Why Do NFOs Create Hype?
- Unique Themes: Project as ‘Market me Naya Aya Hai!’ – Focused on trending areas like EVs, Energy, Healthcare or international markets, whether they are likely to be profitable or not.
- Affordable Start: ₹10/unit feels like a bargain while actually the price (or NAV) is meaningless in Mutual Funds.
- Limited Window: Creates a ‘now or never’ vibe getting you into a fear of missing out.
But Here’s the Flip Side:
- No Track Record: You can’t check past performance.
- Hidden Costs: Initial expenses can be high.
- Market Timing: Funds launched during market highs often struggle later.
What History Says: Only 3 of the 7 top NFOs since 2019 beat their category average in year one.
What Should You Do? Investing in new funds can be a shot in the dark.
The Smarter Move? Go for mutual funds with proven performance over 3-5 years. But if an NFO truly fits your goals, evaluate it very carefully.
(Contributed by Vishakha, Relationship Manager, Team Vikrant, Hum Fauji Initiatives)
When Markets Get Shaky: Strategies for Staying Calm and Collected
Markets can feel unpredictable, but as the chart shows, patience and long-term thinking are key to successful investing. Despite multiple crises, Indian equities have grown significantly over the last 38+ years, delivering a 13.9% CAGR (Compound Annual Growth Rate)—multiplying wealth 153 times since 1986! No other investment avenue comes anywhere close to this…
Here are 5 simple tips to help you navigate turbulent times:
- Stick to Your Goals
Investing is meant for long-term goals like retirement or education. Short-term events may seem alarming, but remember: time in the market matters more than timing the market. - Take comfort from history
The chart highlights periods of market decline, such as the Global Financial Crisis (-61%) and the COVID-19 crash (-38%). Yet, markets have consistently rebounded and grown. Staying invested during tough times builds long-term wealth. - Investing beats cash
Inflation erodes the value of cash savings. Investing provides a better chance to grow your money faster and protect its value over time. - Avoid Constant Monitoring
Frequent portfolio checks can lead to worry and impulsive decisions. Stay focused on the bigger picture—your long-term financial goals. - Diversify to Reduce Risk
Spread your investments across assets like stocks, bonds, and real estate. Diversification reduces risk and ensures steadier returns.

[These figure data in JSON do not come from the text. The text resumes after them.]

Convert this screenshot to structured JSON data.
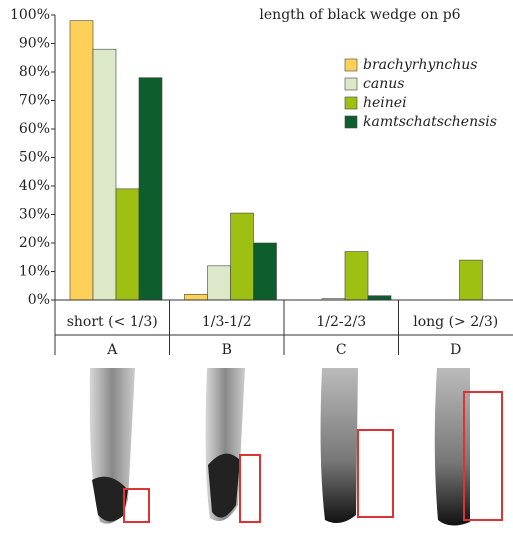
{
  "chart_data": {
    "type": "bar",
    "title": "length of black wedge on p6",
    "categories": [
      "short (< 1/3)",
      "1/3-1/2",
      "1/2-2/3",
      "long (> 2/3)"
    ],
    "category_letters": [
      "A",
      "B",
      "C",
      "D"
    ],
    "series": [
      {
        "name": "brachyrhynchus",
        "color": "#fdd05a",
        "values": [
          98,
          2,
          0,
          0
        ]
      },
      {
        "name": "canus",
        "color": "#dde8c8",
        "values": [
          88,
          12,
          0.5,
          0
        ]
      },
      {
        "name": "heinei",
        "color": "#9dc012",
        "values": [
          39,
          30.5,
          17,
          14
        ]
      },
      {
        "name": "kamtschatschensis",
        "color": "#0d5e2c",
        "values": [
          78,
          20,
          1.5,
          0
        ]
      }
    ],
    "ylim": [
      0,
      100
    ],
    "yticks": [
      {
        "value": 0,
        "label": "0%"
      },
      {
        "value": 10,
        "label": "10%"
      },
      {
        "value": 20,
        "label": "20%"
      },
      {
        "value": 30,
        "label": "30%"
      },
      {
        "value": 40,
        "label": "40%"
      },
      {
        "value": 50,
        "label": "50%"
      },
      {
        "value": 60,
        "label": "60%"
      },
      {
        "value": 70,
        "label": "70%"
      },
      {
        "value": 80,
        "label": "80%"
      },
      {
        "value": 90,
        "label": "90%"
      },
      {
        "value": 100,
        "label": "100%"
      }
    ],
    "legend": "upper right"
  }
}
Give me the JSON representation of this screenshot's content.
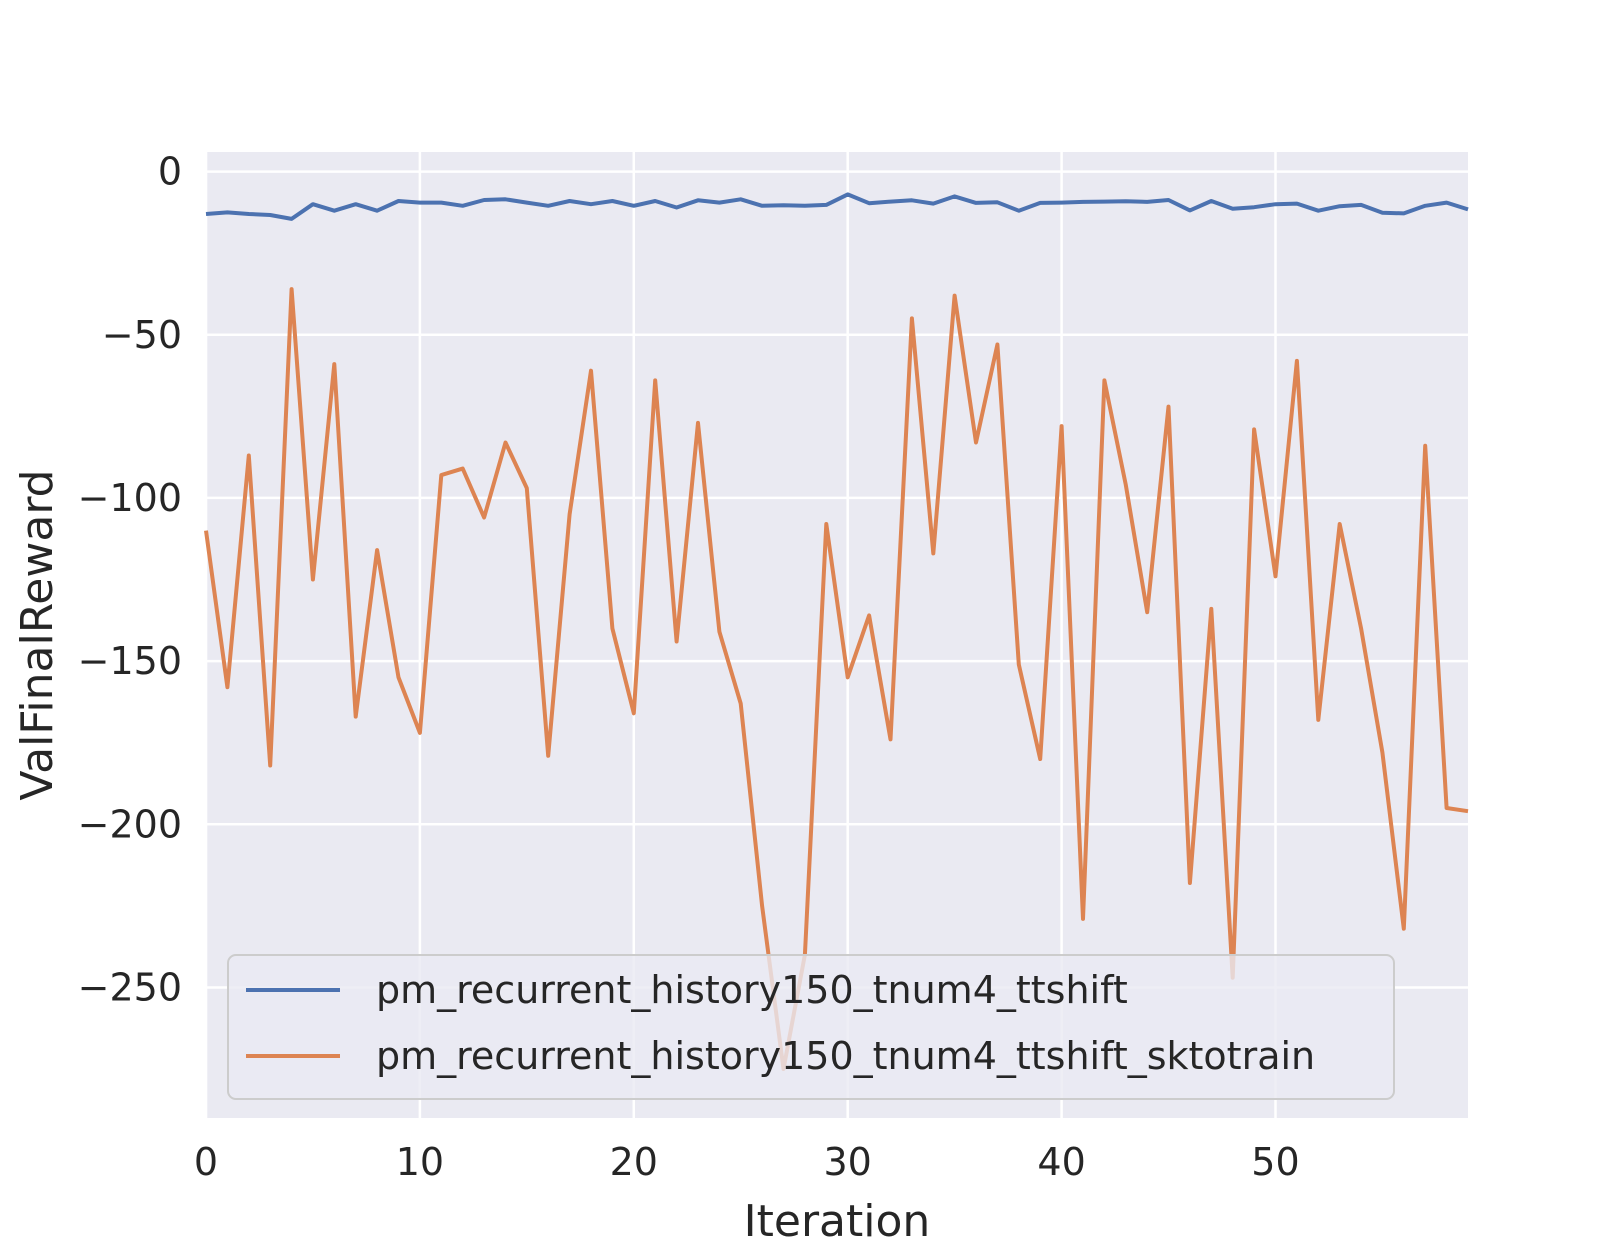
{
  "chart_data": {
    "type": "line",
    "xlabel": "Iteration",
    "ylabel": "ValFinalReward",
    "xlim": [
      0,
      59
    ],
    "ylim": [
      -290,
      6
    ],
    "xticks": [
      0,
      10,
      20,
      30,
      40,
      50
    ],
    "yticks": [
      0,
      -50,
      -100,
      -150,
      -200,
      -250
    ],
    "ytick_labels": [
      "0",
      "−50",
      "−100",
      "−150",
      "−200",
      "−250"
    ],
    "grid": true,
    "legend_position": "lower-left",
    "colors": {
      "background": "#eaeaf2",
      "grid": "#ffffff",
      "series_1": "#4c72b0",
      "series_2": "#dd8452"
    },
    "x": [
      0,
      1,
      2,
      3,
      4,
      5,
      6,
      7,
      8,
      9,
      10,
      11,
      12,
      13,
      14,
      15,
      16,
      17,
      18,
      19,
      20,
      21,
      22,
      23,
      24,
      25,
      26,
      27,
      28,
      29,
      30,
      31,
      32,
      33,
      34,
      35,
      36,
      37,
      38,
      39,
      40,
      41,
      42,
      43,
      44,
      45,
      46,
      47,
      48,
      49,
      50,
      51,
      52,
      53,
      54,
      55,
      56,
      57,
      58,
      59
    ],
    "series": [
      {
        "name": "pm_recurrent_history150_tnum4_ttshift",
        "values": [
          -13,
          -12.5,
          -13,
          -13.3,
          -14.5,
          -10,
          -12,
          -10,
          -12,
          -9,
          -9.5,
          -9.5,
          -10.5,
          -8.7,
          -8.5,
          -9.5,
          -10.5,
          -9,
          -10,
          -9,
          -10.5,
          -9,
          -11,
          -8.8,
          -9.5,
          -8.5,
          -10.5,
          -10.3,
          -10.5,
          -10.2,
          -7,
          -9.7,
          -9.2,
          -8.8,
          -9.8,
          -7.6,
          -9.6,
          -9.4,
          -12,
          -9.6,
          -9.5,
          -9.3,
          -9.2,
          -9.1,
          -9.3,
          -8.7,
          -11.9,
          -9,
          -11.4,
          -10.9,
          -10,
          -9.8,
          -12,
          -10.6,
          -10.2,
          -12.6,
          -12.8,
          -10.5,
          -9.5,
          -11.6
        ]
      },
      {
        "name": "pm_recurrent_history150_tnum4_ttshift_sktotrain",
        "values": [
          -110,
          -158,
          -87,
          -182,
          -36,
          -125,
          -59,
          -167,
          -116,
          -155,
          -172,
          -93,
          -91,
          -106,
          -83,
          -97,
          -179,
          -105,
          -61,
          -140,
          -166,
          -64,
          -144,
          -77,
          -141,
          -163,
          -225,
          -275,
          -240,
          -108,
          -155,
          -136,
          -174,
          -45,
          -117,
          -38,
          -83,
          -53,
          -151,
          -180,
          -78,
          -229,
          -64,
          -96,
          -135,
          -72,
          -218,
          -134,
          -247,
          -79,
          -124,
          -58,
          -168,
          -108,
          -140,
          -178,
          -232,
          -84,
          -195,
          -196
        ]
      }
    ]
  }
}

The above chart tells the story: crises are temporary, but growth is enduring. Stay invested and trust the process!
(Contributed by Anjeeta, Financial Planner, Team Vikrant, Hum Fauji Initiatives)
What did our clients ask us in the last 7 days?
Question – Why do I keep getting asked to fill out risk profile questionnaires by my financial advisor at Hum Fauji? How does my risk tolerance really impact my investment strategy?
Our Reply – Imagine stepping onto a roller coaster without knowing how thrilling—or terrifying—the ride might be. That’s what investing without risk profiling feels like!
To keep your financial ride smooth and enjoyable, regulatory bodies like SEBI mandate investors to update their risk profiles every two years.
Your Personal Investment GPS
Risk profiling acts as your financial compass, guiding your investments based on your comfort level with market ups and downs. Here’s why it’s a big deal:
- Customized Game Plan: Your risk profile shapes a strategy that aligns with your financial goals, ensuring a balanced approach between returns and risks.
- No Nasty Surprises: Knowing your risk tolerance sets realistic expectations. Whether the market soars or dips, you’re prepared.
- Better Decisions, Even in Chaos: In tough times, your risk profile equips your advisor to steer your investments with confidence.
How Does It Work?
Think of the questionnaire as a personality quiz for your money! It factors in:
- Your financial goals: Are you saving for a dream vacation or your child’s education?
- Time horizon: Is this a sprint or a marathon?
- Risk tolerance: How much market turbulence can you handle?
Your answers determine a risk score, which helps craft an investment mix that suits you.